Tofu first appeared in a written record as an offering food at the Kasugataisha Shrine in 1183 (June Shinoda’s theory). According to the Shichju-ich-ban Shokunin Uta-awase (poetry contest among people of various occupations in seventy-one rounds) in the mid-Muromachi period (1467-1554), a Tofu vendor, saying ‘Please eat Tofu, I came to here from Nara’, appeared at a market in Kyoto.
Tofu at that time was similar to Tofu in China. Tofu in China was hard so that it did not float in water and was placed on a board.
Comments from Tofu producers
Mr. Koumoto at the Tofu Factory Garyu has been producing ancient hard Tofu in Heguri, Nara. He is the second-generation Tofu producer whose father started business in Sakai, Osaka.
He wants people to eat a range of his Tofu, from hard Tofu such as Genkotu Tofu (fist Tofu) and Tekken Tofu (iron fist Tofu) to creative Tofu as Tofu Kunsei (Smoke Tofu) and Tofu Jerky.
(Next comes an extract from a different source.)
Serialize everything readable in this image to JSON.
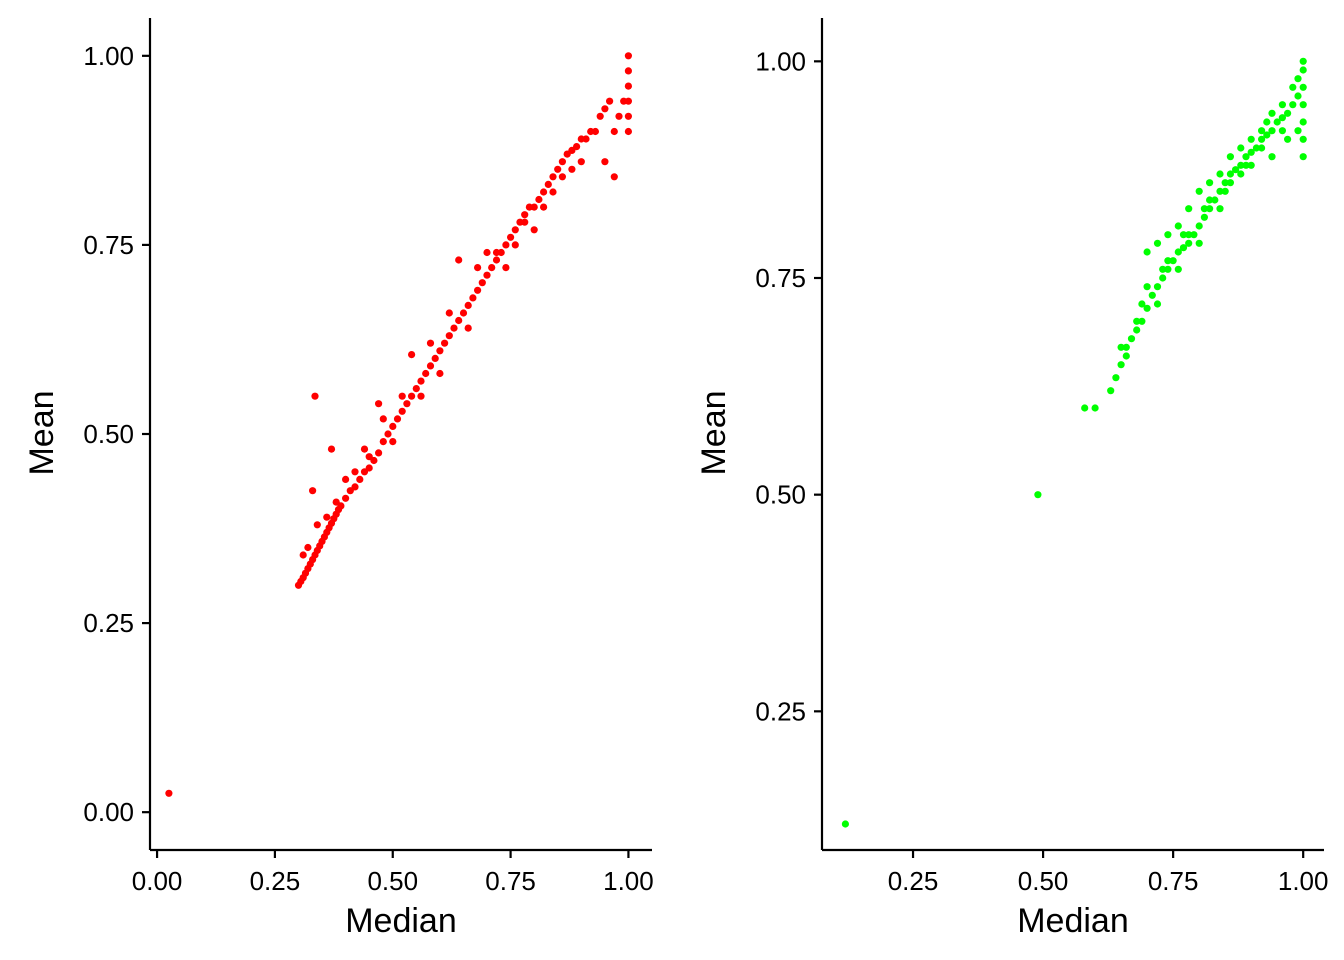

Nara was temporarily called Sakai prefecture in the Meiji period and Sakai, Osaka had a close relationship with Imaicho. Therefore, it is interesting to think that Tofu, which traveled Nara to Sakai, returned to Nara again.
- Hiroshi, Kondo(1983), “Nihonjin no Motometa Umaaji” (“Good taste that Japanese desire”), Chukoshinsho Ltd., ISBN 9784121007018
- Jun, Sinoda (1976), “Tofu no Hanashi” (“Stories of Tofu”), Sinsindou Unicon Color Series Inc., ISBN 4397500517
※All references are available in Japanese only.